The Skeptics’ Guide to the Universe is my favorite podcast, and the only science-based podcast I can listen to. All the others frankly just put me to sleep, but there’s something about the lively conversational energy among this group of siblings and friends that brings everything they talk about to life for me. I highly recommend not only the podcast, but the associated blogs.
Kate Brubeck is my critique partner and the best editor I’ve ever had. And since she does this on a freelance basis for a living, she can be the best editor you’ve ever had, too! Or the best creative consultant, or dissertation coach, or ESL teacher, or whatever you might need to make your words work.
I recently bought a new computer specifically to run the neural art software I’m using to create haiku illustrations and my other digital art, and could not have been happier with the service I received from Puget Systems. They not only engaged in a long email discussion of my needs, but agreed to install most of the software for me, before shipping me the new system, just to make sure it would all work.
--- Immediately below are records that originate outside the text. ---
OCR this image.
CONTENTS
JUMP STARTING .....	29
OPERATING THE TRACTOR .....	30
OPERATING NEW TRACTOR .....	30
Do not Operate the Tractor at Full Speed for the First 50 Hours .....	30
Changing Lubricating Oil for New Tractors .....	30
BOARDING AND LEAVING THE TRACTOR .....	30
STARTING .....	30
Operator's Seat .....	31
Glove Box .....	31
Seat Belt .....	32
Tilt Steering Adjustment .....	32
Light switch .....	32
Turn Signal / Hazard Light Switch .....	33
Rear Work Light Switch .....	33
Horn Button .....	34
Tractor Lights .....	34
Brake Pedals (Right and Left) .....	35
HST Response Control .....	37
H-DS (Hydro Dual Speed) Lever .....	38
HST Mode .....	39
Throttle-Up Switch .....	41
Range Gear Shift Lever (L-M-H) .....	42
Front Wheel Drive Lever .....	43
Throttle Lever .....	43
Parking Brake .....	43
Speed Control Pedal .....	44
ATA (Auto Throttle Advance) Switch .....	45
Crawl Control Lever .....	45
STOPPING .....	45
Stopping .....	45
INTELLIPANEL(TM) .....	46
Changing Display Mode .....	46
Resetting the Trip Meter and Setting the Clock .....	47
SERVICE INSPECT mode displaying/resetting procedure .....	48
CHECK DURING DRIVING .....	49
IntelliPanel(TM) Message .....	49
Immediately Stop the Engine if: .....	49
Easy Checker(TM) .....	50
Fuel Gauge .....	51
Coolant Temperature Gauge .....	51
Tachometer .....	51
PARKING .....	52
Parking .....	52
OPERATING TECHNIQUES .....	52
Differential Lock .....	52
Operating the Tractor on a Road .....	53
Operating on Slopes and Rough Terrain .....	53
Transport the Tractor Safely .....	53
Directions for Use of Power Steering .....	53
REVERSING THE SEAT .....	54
And since then, they’ve continued to respond promptly and in detail to followup questions I’ve had.
Books and Movies
The Dazzle of Day – My favorite sci-fi novel.
Little, Big – The greatest fantasy novel ever written.
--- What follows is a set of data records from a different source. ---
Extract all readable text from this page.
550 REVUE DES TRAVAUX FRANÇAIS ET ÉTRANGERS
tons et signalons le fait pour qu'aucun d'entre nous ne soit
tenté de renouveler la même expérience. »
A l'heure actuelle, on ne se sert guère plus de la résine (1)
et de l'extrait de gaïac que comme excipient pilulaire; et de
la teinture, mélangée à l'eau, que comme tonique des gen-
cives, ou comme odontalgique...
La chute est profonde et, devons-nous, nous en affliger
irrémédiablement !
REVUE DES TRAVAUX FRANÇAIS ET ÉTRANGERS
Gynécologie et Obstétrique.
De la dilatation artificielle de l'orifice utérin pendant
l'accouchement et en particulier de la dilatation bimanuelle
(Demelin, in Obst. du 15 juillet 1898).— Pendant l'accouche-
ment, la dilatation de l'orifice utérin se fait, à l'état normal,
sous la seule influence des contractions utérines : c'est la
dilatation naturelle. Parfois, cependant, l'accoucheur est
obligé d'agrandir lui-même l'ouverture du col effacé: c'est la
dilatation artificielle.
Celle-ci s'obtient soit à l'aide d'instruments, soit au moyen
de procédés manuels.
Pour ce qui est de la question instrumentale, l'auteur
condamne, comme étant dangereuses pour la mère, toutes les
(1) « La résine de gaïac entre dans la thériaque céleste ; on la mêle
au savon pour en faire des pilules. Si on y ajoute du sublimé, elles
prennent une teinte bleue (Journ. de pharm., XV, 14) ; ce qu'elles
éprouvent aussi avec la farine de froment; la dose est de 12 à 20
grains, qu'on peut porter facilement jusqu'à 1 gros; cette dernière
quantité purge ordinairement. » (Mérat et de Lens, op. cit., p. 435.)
“Briggflatts” – My favorite long poem.
Coming To Jakarta – My favorite political book (and second favorite long poem — yes, this book combines the two!) about which I recorded a series of video discussions with the author that later turned into a book.
Melancholia – Written and directed by Lars Von Trier, who’s often accused (rightly, in my opinion) of misogyny, and who sometimes produces movies that are just unwatchably awful, this is not only a profound portrayal of depression (which Von Trier himself suffers from) that features two super strong female leads, but also happens to contain two of the most powerful sci-fi type special effects scenes I know of. (An image of the rogue planet Melancholia sharing the night sky with the moon, and the final scene involving Melancholia, which I won’t spoil.)
Jesus of Montreal – I watch this movie every year around Easter, each year with a different friend or combination of friends. i began this practice when I was Episcopalian, but now that I’m an atheist, I continue to get just as much out of the movie as I used to.